Medicare Advantage plans were created to provide supplemental insurance to Medicare recipients. However, the May 15, 2017 The New York Times published an article entitled, “A Whistle-Blower Tells of Health Insurers Bilking Medicare,” that reported about an alleged Medicare Advantage scam by United Healthcare.
This is important because one-third of all Medicare recipients are enrolled in a Medicare Advantage plan. In Medicare Advantage, the Centers for Medicare and Medicaid Services (CMS) pays insurance companies a set amount per enrollee each year based on the number and severity of their medical diagnoses. For example, CMS might pay an insurance company $8,000 per year for a 67-year-old Medicare Advantage member with high blood pressure, and pay the same insurance company $12,000 per year for a 76-year-old Medicare Advantage member with diabetes and kidney failure (dollar amounts are for illustrative purposes, not actual).
If CMS pays an insurance company more money per enrollee than it spends on doctors, hospitals, etc., the insurance company makes a profit. If the insurance company collects less money per enrollee than it spends, it loses money.
The article describes how a former United Healthcare (UHC) employee brought a lawsuit against the company for ‘up coding’ the severity of diagnoses for their Medicare Advantage members. In other words, the lawsuit alleges that UHC made it appear as though its Medicare Advantage members had more severe diagnoses than they actually did so that they could be paid more by CMS.

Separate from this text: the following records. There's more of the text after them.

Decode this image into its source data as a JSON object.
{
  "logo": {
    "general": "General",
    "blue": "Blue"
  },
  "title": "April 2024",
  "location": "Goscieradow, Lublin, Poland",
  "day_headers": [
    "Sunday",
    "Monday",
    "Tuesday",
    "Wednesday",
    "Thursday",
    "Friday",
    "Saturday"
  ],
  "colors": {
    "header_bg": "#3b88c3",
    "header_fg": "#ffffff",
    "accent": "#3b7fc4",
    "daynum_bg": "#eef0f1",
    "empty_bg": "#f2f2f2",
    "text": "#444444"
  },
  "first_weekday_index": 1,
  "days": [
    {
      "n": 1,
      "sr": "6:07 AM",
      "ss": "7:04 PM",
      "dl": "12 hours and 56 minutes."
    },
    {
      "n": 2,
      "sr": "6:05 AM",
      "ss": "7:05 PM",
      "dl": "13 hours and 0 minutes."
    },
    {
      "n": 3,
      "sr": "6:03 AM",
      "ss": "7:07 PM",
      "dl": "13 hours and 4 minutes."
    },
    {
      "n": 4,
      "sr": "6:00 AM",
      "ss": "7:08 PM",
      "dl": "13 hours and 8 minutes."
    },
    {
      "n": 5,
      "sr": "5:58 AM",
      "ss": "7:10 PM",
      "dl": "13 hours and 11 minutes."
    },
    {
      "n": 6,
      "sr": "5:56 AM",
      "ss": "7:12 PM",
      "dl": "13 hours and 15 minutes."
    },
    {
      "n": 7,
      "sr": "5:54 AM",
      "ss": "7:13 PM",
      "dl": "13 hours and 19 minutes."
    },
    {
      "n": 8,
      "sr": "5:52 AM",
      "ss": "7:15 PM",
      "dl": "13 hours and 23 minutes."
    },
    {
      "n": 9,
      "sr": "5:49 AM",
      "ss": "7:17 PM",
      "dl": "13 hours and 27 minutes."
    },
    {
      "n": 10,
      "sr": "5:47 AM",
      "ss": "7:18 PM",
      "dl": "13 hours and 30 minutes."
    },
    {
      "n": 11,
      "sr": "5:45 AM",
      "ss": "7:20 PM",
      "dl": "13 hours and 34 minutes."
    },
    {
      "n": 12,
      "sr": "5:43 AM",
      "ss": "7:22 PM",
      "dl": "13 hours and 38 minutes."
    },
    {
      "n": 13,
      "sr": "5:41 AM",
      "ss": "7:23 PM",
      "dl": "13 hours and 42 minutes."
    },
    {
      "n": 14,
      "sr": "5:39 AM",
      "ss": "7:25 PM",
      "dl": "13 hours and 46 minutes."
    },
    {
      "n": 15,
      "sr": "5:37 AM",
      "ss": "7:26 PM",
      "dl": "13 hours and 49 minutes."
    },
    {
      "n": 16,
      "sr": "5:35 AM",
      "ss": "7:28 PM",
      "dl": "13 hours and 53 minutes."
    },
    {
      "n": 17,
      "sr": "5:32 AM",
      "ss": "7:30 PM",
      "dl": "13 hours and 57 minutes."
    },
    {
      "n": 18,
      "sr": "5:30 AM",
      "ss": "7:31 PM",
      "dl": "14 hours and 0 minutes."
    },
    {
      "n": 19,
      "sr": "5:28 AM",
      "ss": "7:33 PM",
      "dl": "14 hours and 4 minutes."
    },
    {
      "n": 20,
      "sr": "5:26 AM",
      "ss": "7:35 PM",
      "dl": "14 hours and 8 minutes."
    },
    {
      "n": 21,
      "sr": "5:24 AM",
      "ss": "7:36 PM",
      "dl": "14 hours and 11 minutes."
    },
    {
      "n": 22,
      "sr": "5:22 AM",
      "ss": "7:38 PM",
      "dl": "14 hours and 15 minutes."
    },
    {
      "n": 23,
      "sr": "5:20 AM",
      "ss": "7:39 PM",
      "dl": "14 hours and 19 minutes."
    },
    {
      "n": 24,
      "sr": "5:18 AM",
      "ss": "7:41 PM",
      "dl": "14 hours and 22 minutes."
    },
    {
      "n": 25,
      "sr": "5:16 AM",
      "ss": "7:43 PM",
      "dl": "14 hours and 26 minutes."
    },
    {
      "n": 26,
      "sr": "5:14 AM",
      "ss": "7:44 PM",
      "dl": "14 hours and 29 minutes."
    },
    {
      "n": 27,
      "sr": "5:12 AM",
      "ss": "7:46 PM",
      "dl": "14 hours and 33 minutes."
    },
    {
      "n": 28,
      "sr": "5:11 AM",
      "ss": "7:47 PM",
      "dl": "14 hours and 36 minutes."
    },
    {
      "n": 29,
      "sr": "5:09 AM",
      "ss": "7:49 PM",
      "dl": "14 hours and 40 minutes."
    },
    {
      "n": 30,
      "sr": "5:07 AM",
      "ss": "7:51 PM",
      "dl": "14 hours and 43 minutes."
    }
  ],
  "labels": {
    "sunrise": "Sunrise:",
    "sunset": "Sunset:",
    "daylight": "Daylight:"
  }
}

According to the article, Medicare Advantage improprieties could amount to $10 billion per year, industry-wide.
What a Potential Medicare Advantage Scam Means for Employee Benefits Professionals:
- This incident could be an example of regulatory capture—in which the regulated industry controls the regulatory government agency. This is why the CMS overpayments were not identified by CMS itself, but by an outside whistle-blower.
- Hundreds of billions of dollars in privately-insured employer healthcare payments run through insurance carriers—both fully-insured and self-funded. If there are lapses or errors with Medicare Advantage billing, how do you know these same errors are not occurring with employer healthcare payment transactions?
- If our U.S. healthcare system were to ever move to a single payer system, there would be a ‘monopoly on payment’ or a monopsony. The single payer would have absolute power… and “absolute power corrupts absolutely”—or so the saying goes.
In summary: Caveat emptor—buyer beware. You, the employers and benefits professionals, are the buyer. Beware.